2. being in a plane parallel to the plane of the horizon; horizontal.
3. equal, as one thing with another or two or more things with one another.
4. even, equable, or uniform.
5. filled to a height even with the rim of a container: a level teaspoon of salt.
6. mentally well-balanced; sensible; rational: to keep a level head in a crisis.
7. a device used for determining or adjusting something to a horizontal surface.
8. Surveying.
a. Also called surveyor's level. an instrument for observing levels, having a sighting device, usually telescopic, and capable of being made precisely horizontal.
b. an observation made with this instrument.
c. spirit level.
9. an imaginary line or surface everywhere at right angles to the plumb line.
10. the horizontal line or plane in which anything is situated, with regard to its elevation.
11. a horizontal position or condition.
12. an extent of land approximately horizontal and unbroken by irregularities.
13. a level or flat surface.
14. a position with respect to a given or specified height: The water rose to a level of 30 feet.
15. a position or plane in a graded scale of values; status; rank: His acting was on the level of an amateur. They associated only with those on their own economic level.
16. an extent, measure, or degree of intensity, achievement, etc.: a high level of sound; an average level of writing skill.
17. Linguistics. a major subdivision of linguistic structure, as phonology, morphology, or syntax, often viewed as hierarchically ordered. Compare component (def. 6a), stratum (def. 8).
18. Mining. the interconnected horizontal mine workings at a particular elevation or depth: There had been a cave-in on the 1500-foot level.
–verb (used with object)
19. to make (a surface) level, even, or flat: to level ground before building.
20. to raise or lower to a particular level or position; to make horizontal.
21. to bring (something) to the level of the ground: They leveled the trees to make way for the new highway.

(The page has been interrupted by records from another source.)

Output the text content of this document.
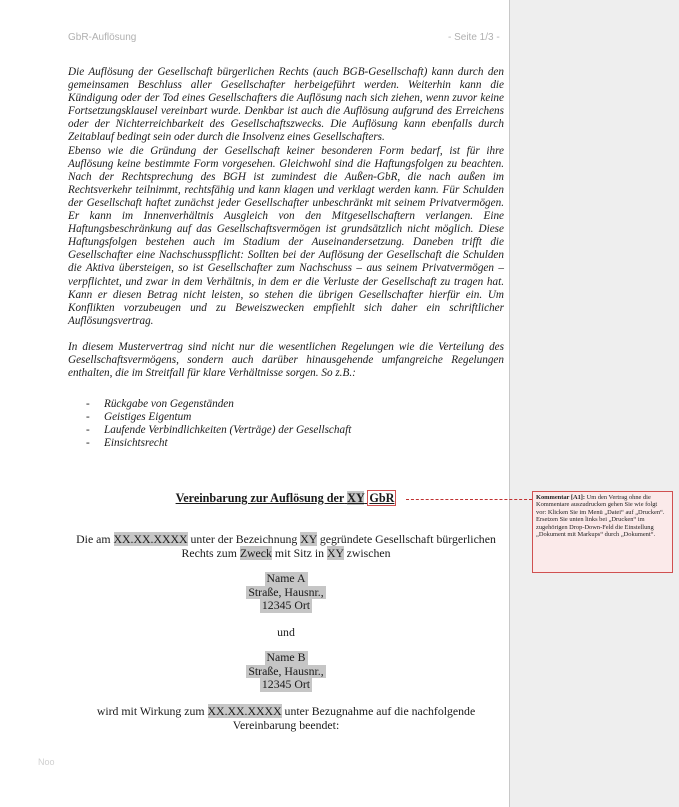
GbR-Auflösung	- Seite 1/3 -

Die Auflösung der Gesellschaft bürgerlichen Rechts (auch BGB-Gesellschaft) kann durch den gemeinsamen Beschluss aller Gesellschafter herbeigeführt werden. Weiterhin kann die Kündigung oder der Tod eines Gesellschafters die Auflösung nach sich ziehen, wenn zuvor keine Fortsetzungsklausel vereinbart wurde. Denkbar ist auch die Auflösung aufgrund des Erreichens oder der Nichterreichbarkeit des Gesellschaftszwecks. Die Auflösung kann ebenfalls durch Zeitablauf bedingt sein oder durch die Insolvenz eines Gesellschafters.

Ebenso wie die Gründung der Gesellschaft keiner besonderen Form bedarf, ist für ihre Auflösung keine bestimmte Form vorgesehen. Gleichwohl sind die Haftungsfolgen zu beachten. Nach der Rechtsprechung des BGH ist zumindest die Außen-GbR, die nach außen im Rechtsverkehr teilnimmt, rechtsfähig und kann klagen und verklagt werden kann. Für Schulden der Gesellschaft haftet zunächst jeder Gesellschafter unbeschränkt mit seinem Privatvermögen. Er kann im Innenverhältnis Ausgleich von den Mitgesellschaftern verlangen. Eine Haftungsbeschränkung auf das Gesellschaftsvermögen ist grundsätzlich nicht möglich. Diese Haftungsfolgen bestehen auch im Stadium der Auseinandersetzung. Daneben trifft die Gesellschafter eine Nachschusspflicht: Sollten bei der Auflösung der Gesellschaft die Schulden die Aktiva übersteigen, so ist Gesellschafter zum Nachschuss – aus seinem Privatvermögen – verpflichtet, und zwar in dem Verhältnis, in dem er die Verluste der Gesellschaft zu tragen hat. Kann er diesen Betrag nicht leisten, so stehen die übrigen Gesellschafter hierfür ein. Um Konflikten vorzubeugen und zu Beweiszwecken empfiehlt sich daher ein schriftlicher Auflösungsvertrag.

In diesem Mustervertrag sind nicht nur die wesentlichen Regelungen wie die Verteilung des Gesellschaftsvermögens, sondern auch darüber hinausgehende umfangreiche Regelungen enthalten, die im Streitfall für klare Verhältnisse sorgen. So z.B.:

- Rückgabe von Gegenständen
- Geistiges Eigentum
- Laufende Verbindlichkeiten (Verträge) der Gesellschaft
- Einsichtsrecht
Vereinbarung zur Auflösung der XY GbR
Die am XX.XX.XXXX unter der Bezeichnung XY gegründete Gesellschaft bürgerlichen
Rechts zum Zweck mit Sitz in XY zwischen
Name A
Straße, Hausnr.,
12345 Ort
und
Name B
Straße, Hausnr.,
12345 Ort
wird mit Wirkung zum XX.XX.XXXX unter Bezugnahme auf die nachfolgende
Vereinbarung beendet:
Noo
Kommentar [A1]: Um den Vertrag ohne die Kommentare auszudrucken gehen Sie wie folgt vor: Klicken Sie im Menü „Datei“ auf „Drucken“. Ersetzen Sie unten links bei „Drucken“ im zugehörigen Drop-Down-Feld die Einstellung „Dokument mit Markups“ durch „Dokument“.
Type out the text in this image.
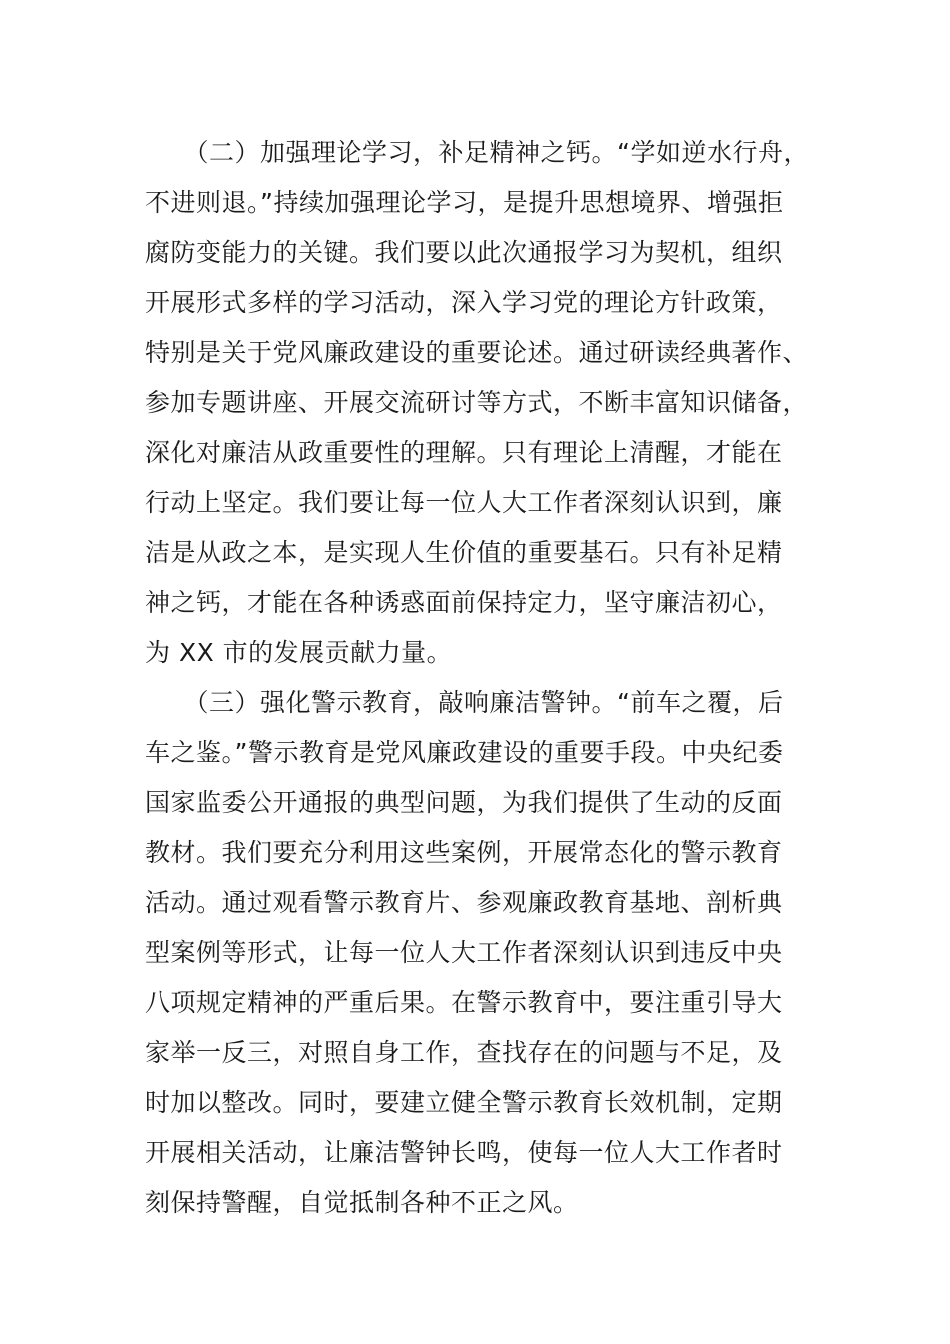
　　（二）加强理论学习，补足精神之钙。“学如逆水行舟，
不进则退。”持续加强理论学习，是提升思想境界、增强拒
腐防变能力的关键。我们要以此次通报学习为契机，组织
开展形式多样的学习活动，深入学习党的理论方针政策，
特别是关于党风廉政建设的重要论述。通过研读经典著作、
参加专题讲座、开展交流研讨等方式，不断丰富知识储备，
深化对廉洁从政重要性的理解。只有理论上清醒，才能在
行动上坚定。我们要让每一位人大工作者深刻认识到，廉
洁是从政之本，是实现人生价值的重要基石。只有补足精
神之钙，才能在各种诱惑面前保持定力，坚守廉洁初心，
为 XX 市的发展贡献力量。
　　（三）强化警示教育，敲响廉洁警钟。“前车之覆，后
车之鉴。”警示教育是党风廉政建设的重要手段。中央纪委
国家监委公开通报的典型问题，为我们提供了生动的反面
教材。我们要充分利用这些案例，开展常态化的警示教育
活动。通过观看警示教育片、参观廉政教育基地、剖析典
型案例等形式，让每一位人大工作者深刻认识到违反中央
八项规定精神的严重后果。在警示教育中，要注重引导大
家举一反三，对照自身工作，查找存在的问题与不足，及
时加以整改。同时，要建立健全警示教育长效机制，定期
开展相关活动，让廉洁警钟长鸣，使每一位人大工作者时
刻保持警醒，自觉抵制各种不正之风。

22. Informal. to knock down (a person): He leveled his opponent with one blow.
23. to make equal, as in status or condition.
24. to make even or uniform, as coloring.
25. Historical Linguistics. (of the alternative forms of a paradigm) to reduce in number or regularize: Old English “him” (dative) and “hine” (accusative) have been leveled to Modern English “him.”
26. to aim or point (a weapon, criticism, etc.) at a mark or objective: He leveled his criticism at the college as a whole.
27. Surveying. to find the relative elevation of different points in (land), as with a level.
–verb (used without object)
28. to bring things or persons to a common level.
29. to aim a weapon, criticism, etc., at a mark or objective.
30. Surveying.
a. to take a level.
b. to use a leveling instrument.
31. to speak truthfully and openly (often fol. by with): You're not leveling with me about your trip to Chicago.
32. Obsolete. to direct the mind, purpose, etc., at something.
33. Obsolete. in a level, direct, or even way or line.